Finland's Fleshpress may take their name from a Grief song, but it's clear from the opening moments of 'Washer', the first track of their 8th release Tearing Skyholes, that this is a mere vestigial influence by this point. During the opening minutes of this track they're more akin to mid-to-late period Earth, replete with bright, clean tones and glacial pace, but things soon take a turn for the harsher with an abrasive noise-rock rhythm and the addition of vocalist Marko's repellant bark.
The interlude of 'Silmien Rei'ittämä Taivas' transitions the opener into the album's sprawling centrepiece 'Coming Of Gaze'. Here they manage to fuse those shimmering Carlson-esque guitars with a colder, more foreboding atmosphere courtesy of bassist Tuomas' creeping, crawling tones, creating a track positively bristling with malevolence. The whole band sounds completely locked into the basic rhythm, but the guitars of Marko and Samuli manage to veer off and explore a variety of semi-improvisational passages, before culminating in a powerful climax.
The swaying rhythm, slightly off-kilter tones and raw howl of the vocals on 'Floating Paranoia' sounds like some bastard hybrid of Dystopia and The Jesus Lizard. They ratchet up the tension with a series of tightly-wound riffs, escalating to the point where something must break, to the point where any other band would offer relief, but not Fleshpress; they seem to thrive on discomfort and dissonance.
When I said earlier that there was barely a trace of the band that inspired their name on this album, the one exception is the truly bleak 'Golden Owl'. Almost 6 minutes of purest nihilistic sludge, it sticks out like a gangrenous thumb among the rest of the album, but still retains the same uncomfortable atmosphere.
The absolutely monumental closing track 'Each Eye Holes The Sky' begins with layers of corrosive guitar and pounding drums, increasingly building the tension of the track to the point where it becomes almost unbearable, the layers of guitar interweaving and overlapping before the track finally coalesces into a recognisable rhythm. Revolting, orc-like grunted vocals babble maliciously just beneath the surface, while the band seemingly abandon the momentum they spent so long building in favour of short guitar breaks with an almost western vibe.

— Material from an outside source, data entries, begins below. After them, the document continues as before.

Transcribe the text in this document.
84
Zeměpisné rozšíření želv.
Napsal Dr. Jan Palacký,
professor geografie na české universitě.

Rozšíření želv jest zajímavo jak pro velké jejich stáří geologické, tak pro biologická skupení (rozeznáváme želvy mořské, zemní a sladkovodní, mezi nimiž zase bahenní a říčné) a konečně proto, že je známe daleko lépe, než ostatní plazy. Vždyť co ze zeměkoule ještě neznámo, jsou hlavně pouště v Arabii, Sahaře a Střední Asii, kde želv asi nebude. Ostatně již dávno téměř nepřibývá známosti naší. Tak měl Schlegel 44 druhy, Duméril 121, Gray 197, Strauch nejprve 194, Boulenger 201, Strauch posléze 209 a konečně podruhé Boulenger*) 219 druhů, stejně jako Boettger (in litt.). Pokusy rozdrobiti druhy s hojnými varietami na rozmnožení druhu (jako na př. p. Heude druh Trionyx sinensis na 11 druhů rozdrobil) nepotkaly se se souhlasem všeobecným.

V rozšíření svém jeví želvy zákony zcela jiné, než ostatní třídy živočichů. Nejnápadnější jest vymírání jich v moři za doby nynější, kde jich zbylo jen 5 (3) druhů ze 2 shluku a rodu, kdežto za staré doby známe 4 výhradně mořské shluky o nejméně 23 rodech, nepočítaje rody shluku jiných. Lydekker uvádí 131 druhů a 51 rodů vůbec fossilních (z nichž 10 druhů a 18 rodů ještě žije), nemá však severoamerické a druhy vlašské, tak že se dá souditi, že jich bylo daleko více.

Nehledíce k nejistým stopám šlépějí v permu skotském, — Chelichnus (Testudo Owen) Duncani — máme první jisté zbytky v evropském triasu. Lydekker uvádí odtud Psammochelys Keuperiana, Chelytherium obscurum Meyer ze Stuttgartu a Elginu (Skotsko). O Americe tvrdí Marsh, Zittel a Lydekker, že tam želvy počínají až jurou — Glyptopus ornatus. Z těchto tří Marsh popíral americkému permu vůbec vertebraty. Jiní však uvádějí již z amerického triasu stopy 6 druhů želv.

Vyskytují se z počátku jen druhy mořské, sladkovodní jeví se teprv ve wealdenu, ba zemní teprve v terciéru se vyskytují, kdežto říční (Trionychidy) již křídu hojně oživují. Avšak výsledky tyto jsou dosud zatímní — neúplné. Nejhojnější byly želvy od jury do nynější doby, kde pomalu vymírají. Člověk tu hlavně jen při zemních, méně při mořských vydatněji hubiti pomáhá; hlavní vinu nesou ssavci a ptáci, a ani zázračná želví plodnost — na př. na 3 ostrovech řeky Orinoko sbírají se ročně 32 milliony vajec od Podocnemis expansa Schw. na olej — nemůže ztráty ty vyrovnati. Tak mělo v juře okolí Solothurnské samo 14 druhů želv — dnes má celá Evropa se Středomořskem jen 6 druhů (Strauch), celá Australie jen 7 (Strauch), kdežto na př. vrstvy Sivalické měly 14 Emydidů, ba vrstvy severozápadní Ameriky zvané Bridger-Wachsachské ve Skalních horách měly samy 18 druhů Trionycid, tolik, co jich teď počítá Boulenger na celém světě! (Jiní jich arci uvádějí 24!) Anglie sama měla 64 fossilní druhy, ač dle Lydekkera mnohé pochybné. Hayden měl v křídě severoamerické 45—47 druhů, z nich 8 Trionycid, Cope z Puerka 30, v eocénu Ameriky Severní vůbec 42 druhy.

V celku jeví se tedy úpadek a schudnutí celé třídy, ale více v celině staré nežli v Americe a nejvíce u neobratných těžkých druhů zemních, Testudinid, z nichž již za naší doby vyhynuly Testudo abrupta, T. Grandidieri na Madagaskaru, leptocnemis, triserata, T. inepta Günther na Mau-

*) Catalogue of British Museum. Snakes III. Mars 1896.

This is another perfect example of what Fleshpress do so well on Tearing Skyholes; they establish a solid rhythmic base which they then use to veer off on wild exploratory tangents, without ever becoming convoluted or boring. Yes, there's a fair bit of fretboard fuckery, but never at the expense of interesting riffs. The track deteriorates further with each repetition until the riff is so distended and warped that it's barely recognisable from the track's beginnings, before dissipating into corrosive feedback, the equivalent of the slow death of rusting machinery.